Once this initial sync process completes, the node switches into a mode known as "weakly synced" and begins to listen to gossip messages to be notified about new data.

Data availability#

As described above, data structures contain pointers to other data structures. This is to save space in the mesh: it doesn't make sense for every block to contain a copy of all of the other blocks it points to, or to contain the ATX it points to, since many blocks may point to the same one! However, this presents a challenge of data availability: given a piece of data, such as a block, how do we ensure that all of the data that it relies on are available?

In short, any data structure is considered invalid in Spacemesh if any of the data it relies on are unavailable (i.e., if none of a node's peers have the missing data).
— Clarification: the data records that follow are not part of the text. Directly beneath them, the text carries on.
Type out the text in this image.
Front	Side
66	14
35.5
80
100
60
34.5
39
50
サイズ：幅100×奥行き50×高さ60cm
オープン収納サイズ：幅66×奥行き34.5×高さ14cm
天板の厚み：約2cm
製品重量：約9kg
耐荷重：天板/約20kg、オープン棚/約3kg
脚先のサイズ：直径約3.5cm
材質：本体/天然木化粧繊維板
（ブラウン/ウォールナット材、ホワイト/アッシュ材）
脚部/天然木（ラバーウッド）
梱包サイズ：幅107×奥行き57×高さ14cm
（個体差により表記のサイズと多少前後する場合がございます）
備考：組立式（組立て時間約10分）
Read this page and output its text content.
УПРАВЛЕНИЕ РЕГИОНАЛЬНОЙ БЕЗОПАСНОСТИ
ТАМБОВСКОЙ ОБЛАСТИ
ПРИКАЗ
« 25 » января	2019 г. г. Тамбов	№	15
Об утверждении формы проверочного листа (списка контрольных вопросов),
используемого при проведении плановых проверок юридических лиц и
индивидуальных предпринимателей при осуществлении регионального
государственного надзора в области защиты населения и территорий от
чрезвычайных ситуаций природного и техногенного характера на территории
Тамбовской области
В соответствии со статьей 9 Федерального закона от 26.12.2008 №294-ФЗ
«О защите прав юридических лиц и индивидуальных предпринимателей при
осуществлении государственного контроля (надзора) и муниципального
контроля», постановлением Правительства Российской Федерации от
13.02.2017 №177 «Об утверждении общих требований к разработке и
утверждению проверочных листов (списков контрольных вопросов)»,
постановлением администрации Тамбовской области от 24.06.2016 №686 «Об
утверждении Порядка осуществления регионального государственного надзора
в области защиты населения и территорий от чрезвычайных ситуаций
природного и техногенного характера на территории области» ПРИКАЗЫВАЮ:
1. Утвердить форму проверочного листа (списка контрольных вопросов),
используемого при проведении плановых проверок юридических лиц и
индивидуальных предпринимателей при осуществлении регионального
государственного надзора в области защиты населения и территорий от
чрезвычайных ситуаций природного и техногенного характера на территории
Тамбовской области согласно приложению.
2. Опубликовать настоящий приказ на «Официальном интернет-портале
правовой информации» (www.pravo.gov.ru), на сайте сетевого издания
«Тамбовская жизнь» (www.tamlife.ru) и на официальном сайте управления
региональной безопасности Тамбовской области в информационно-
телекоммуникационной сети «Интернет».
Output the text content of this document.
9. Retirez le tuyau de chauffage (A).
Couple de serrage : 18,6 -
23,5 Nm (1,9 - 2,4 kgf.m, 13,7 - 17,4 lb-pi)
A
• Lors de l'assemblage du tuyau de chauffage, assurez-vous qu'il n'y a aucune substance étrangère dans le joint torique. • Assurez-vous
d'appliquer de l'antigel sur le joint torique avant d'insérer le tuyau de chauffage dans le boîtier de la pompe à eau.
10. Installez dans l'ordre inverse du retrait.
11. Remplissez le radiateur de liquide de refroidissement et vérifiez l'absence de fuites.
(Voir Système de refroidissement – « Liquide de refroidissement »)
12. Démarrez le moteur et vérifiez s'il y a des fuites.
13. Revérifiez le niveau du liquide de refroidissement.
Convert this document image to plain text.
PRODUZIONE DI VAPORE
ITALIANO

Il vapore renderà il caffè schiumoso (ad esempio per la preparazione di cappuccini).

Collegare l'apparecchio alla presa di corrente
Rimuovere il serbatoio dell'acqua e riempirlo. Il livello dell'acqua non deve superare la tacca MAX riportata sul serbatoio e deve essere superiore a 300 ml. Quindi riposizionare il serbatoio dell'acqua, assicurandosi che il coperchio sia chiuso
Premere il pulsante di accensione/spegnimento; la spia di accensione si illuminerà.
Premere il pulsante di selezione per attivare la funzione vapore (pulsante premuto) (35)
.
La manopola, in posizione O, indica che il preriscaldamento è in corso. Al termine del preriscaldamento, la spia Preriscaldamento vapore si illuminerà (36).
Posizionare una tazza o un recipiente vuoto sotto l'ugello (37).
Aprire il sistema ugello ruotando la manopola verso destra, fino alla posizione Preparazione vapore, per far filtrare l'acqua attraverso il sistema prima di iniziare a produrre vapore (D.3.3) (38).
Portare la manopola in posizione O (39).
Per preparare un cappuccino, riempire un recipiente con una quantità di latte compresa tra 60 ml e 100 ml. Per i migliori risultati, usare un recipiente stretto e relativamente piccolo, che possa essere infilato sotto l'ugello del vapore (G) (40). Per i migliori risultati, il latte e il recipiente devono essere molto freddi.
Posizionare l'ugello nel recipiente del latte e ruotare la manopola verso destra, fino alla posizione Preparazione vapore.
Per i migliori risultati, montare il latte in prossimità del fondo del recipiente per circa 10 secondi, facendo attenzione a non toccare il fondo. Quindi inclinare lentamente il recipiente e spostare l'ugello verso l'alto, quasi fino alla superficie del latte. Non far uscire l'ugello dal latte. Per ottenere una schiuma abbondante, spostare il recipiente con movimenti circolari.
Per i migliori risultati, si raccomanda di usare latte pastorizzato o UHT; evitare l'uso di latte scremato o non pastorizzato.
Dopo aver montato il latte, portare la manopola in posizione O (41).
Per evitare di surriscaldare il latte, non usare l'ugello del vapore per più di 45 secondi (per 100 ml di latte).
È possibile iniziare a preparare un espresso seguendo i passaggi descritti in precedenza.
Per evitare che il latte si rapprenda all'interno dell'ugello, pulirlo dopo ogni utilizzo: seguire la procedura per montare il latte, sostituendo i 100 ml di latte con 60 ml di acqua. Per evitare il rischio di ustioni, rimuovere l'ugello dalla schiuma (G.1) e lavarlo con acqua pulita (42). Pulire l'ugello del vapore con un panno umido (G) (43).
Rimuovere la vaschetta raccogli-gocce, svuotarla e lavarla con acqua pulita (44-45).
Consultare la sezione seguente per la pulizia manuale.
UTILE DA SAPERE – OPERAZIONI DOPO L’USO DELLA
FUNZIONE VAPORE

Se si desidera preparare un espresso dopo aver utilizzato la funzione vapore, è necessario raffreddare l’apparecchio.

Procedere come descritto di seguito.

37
Miners should never mine, or gossip, a block with pointers to invalid or missing data.

Layers, the clock, and sync#

The syncer polls against the clock and the database to figure out the most recent layer a node should know about, and the most recent layer it actually knows about. Based on this information, it can re-enter syncing mode if the node falls out of sync. If a node is, e.g., temporarily offline, once it comes back online and realizes it's fallen behind, it switches back into sync mode to fetch the missing data.

Weakly vs. fully synced#

There are two notions of sync in Spacemesh: weakly and fully synced.

Weakly synced means that a node knows about the most recent layer in the mesh (which it can calculate using the clock). However, a node that is weakly synced has no way of knowing whether it's seen all of the blocks for this layer.

Fully synced means that a node has finished processing all of the blocks for the most recent layer in the mesh.

Synchronization status and participation in consensus#

While a node begins to receive gossip messages as soon as it's connected to peers, some subprotocols such as sync and hare discard these messages until the node is weakly synced. This is in order to prevent a DoS attack. Block generation and ATX generation are paused until a node is fully synced, and a node can only participate in the Hare consensus mechanism once it is fully synced.

Sync and the Tortoise#

Sync is what triggers the Tortoise protocol to validate blocks. This works in two ways.

For the current layer, Sync waits a specified period of time, called ValidationDelta, to accumulate blocks. Once this interval has passed, it kicks off the Tortoise to process the votes in these new blocks. In the case where a node is synchronizing historical layers, each layer is processed as soon as all of its blocks are received.

For blocks that arrive late, i.e., for previous layers, Sync immediately passes the data to the Tortoise.